Augusta’s first responder response during the COVID-19 pandemic

CSRA News

AUGUSTA, Ga. (WJBF) – Just like our local health care workers, police officers in the CSRA are on the front lines every day. Phone lines at the 911 center in Augusta are busy and now people are calling to get information about a mysterious virus since Georgia’s shelter-in-place ordinance went into effect last week. 

Daniel Dunlap, the Director of 911 Emergency Services said, “We’re still receiving the full array of anything from vehicle accidents, to stolen property, to house fires, medical calls.”

There have been more than 92,000 incidents investigated in Richmond County since the start of 2020.

“In the month of March, we answered over 7,700 calls, direct contact with citizens,” said Richmond County Sheriff Richard Roundtree.

Once coronavirus started to spread in the CSRA, many Augustans called the Garden City’s emergency services non-emergency line, 311, to find answers about the strange illness.

“Whether it’s in relation to the executive order that came out from the governor or what came out of the mayor. And we’re just trying to make sure we’re passing along accurate information,” said Dunlap.

But now some of those non-emergency calls are being made to the emergency line.

“This is a job we signed up for and sometimes it goes very much underappreciated but it’s a job that has to be done. We’re happy to fill it but if the people can help us, by again, limiting those contacts, limiting those resources, we will be a stronger county by the end of this.,” said Sheriff Roundtree.

Right now, Richmond County deputies are practicing differential response. It’s when a deputy can take a police report over the phone rather than have an officer show up at the place the alleged incident happened.

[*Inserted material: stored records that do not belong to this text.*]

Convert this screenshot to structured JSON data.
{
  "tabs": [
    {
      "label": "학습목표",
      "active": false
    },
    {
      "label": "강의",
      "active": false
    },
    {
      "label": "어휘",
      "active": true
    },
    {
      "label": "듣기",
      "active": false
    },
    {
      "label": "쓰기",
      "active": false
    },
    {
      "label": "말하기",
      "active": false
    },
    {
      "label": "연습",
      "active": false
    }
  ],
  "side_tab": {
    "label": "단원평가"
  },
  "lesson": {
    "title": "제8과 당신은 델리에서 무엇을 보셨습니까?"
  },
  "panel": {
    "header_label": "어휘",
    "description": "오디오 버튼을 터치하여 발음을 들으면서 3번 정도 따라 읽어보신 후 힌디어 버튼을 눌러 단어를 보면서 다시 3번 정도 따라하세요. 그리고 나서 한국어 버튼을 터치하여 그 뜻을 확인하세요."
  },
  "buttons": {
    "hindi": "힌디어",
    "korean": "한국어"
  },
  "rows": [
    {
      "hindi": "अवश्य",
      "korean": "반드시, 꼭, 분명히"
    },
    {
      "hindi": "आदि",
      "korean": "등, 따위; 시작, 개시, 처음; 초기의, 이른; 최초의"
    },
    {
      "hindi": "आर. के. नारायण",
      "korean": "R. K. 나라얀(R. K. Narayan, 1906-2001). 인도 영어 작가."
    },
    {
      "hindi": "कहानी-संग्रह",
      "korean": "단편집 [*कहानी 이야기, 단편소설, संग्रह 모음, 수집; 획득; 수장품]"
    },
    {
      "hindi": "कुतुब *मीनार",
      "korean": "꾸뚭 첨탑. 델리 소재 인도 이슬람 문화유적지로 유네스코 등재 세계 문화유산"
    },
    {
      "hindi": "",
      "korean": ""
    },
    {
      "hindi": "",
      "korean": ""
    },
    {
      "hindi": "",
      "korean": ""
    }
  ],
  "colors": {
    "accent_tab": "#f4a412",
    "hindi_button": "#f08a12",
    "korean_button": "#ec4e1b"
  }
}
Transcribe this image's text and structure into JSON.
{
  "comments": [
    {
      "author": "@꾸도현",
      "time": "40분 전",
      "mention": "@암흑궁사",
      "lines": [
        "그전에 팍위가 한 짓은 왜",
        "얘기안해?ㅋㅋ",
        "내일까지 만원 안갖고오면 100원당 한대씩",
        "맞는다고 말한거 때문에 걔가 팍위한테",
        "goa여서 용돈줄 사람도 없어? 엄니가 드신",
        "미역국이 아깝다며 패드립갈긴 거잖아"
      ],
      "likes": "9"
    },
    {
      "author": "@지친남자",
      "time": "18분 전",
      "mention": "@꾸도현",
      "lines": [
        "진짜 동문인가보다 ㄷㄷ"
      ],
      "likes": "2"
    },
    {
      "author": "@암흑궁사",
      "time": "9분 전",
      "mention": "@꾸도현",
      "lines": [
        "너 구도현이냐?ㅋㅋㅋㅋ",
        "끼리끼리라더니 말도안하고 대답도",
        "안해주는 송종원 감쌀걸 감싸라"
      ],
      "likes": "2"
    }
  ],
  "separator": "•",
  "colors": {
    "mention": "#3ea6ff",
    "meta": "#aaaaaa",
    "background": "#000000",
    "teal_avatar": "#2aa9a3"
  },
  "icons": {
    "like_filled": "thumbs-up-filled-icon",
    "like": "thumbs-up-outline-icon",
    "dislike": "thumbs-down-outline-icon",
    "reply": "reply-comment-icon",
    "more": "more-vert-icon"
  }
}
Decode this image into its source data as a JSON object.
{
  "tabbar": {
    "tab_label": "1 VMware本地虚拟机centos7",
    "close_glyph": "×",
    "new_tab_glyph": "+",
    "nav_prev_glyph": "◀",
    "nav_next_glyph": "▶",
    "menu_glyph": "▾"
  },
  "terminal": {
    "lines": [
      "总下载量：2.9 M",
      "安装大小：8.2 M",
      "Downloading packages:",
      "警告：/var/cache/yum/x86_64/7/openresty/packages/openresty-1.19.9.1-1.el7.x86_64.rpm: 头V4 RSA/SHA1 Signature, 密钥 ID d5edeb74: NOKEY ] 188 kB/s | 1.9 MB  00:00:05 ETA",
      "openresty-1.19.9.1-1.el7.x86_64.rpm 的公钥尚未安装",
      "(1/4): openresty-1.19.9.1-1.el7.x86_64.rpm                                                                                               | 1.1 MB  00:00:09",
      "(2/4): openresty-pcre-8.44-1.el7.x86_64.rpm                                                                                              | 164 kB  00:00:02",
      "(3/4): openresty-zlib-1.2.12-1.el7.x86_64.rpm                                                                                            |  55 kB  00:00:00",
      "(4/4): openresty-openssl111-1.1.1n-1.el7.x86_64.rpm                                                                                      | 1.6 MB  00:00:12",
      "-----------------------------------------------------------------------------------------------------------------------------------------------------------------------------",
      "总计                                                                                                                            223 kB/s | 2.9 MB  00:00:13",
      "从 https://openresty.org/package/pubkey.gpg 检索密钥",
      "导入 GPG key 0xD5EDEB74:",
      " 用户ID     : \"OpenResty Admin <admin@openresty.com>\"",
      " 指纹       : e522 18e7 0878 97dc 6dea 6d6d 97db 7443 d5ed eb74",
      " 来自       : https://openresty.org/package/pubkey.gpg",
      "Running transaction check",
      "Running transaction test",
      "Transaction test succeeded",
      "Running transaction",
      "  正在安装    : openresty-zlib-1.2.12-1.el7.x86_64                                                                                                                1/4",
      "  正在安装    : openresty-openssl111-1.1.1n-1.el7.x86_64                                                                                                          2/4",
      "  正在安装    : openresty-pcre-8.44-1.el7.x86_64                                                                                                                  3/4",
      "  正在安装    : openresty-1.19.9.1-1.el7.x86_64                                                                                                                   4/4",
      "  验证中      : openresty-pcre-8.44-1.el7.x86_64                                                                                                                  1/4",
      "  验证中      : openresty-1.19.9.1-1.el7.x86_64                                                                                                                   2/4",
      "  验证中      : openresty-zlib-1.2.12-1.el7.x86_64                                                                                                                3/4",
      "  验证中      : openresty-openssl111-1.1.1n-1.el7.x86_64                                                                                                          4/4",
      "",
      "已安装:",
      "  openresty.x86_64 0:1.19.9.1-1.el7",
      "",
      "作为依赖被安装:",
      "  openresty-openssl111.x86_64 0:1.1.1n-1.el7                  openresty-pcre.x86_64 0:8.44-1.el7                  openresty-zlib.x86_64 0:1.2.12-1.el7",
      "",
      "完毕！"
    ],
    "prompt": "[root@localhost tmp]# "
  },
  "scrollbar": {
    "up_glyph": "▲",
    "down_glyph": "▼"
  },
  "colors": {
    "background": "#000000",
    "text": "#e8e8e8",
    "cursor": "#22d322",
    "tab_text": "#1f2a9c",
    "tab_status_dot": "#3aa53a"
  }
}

Sheriff Roundtree explained. “We don’t ever want to use a crisis as a measuring tool as far as enforcement opportunities or crime stats. We’re about saving lives but the point is when every call comes in, we’re going to have to respond to them. So each one, even though the direct calls are down because we’re doing differential response, those are still answered calls. It only takes that one call that can end in a tragic situation.”

To properly divert resources, Sherriff Roundtree encouraged people to call 311 for non-emergencies and coronavirus questions. Someone on the line will be able to help. Of course, if you do have an emergency, call 911.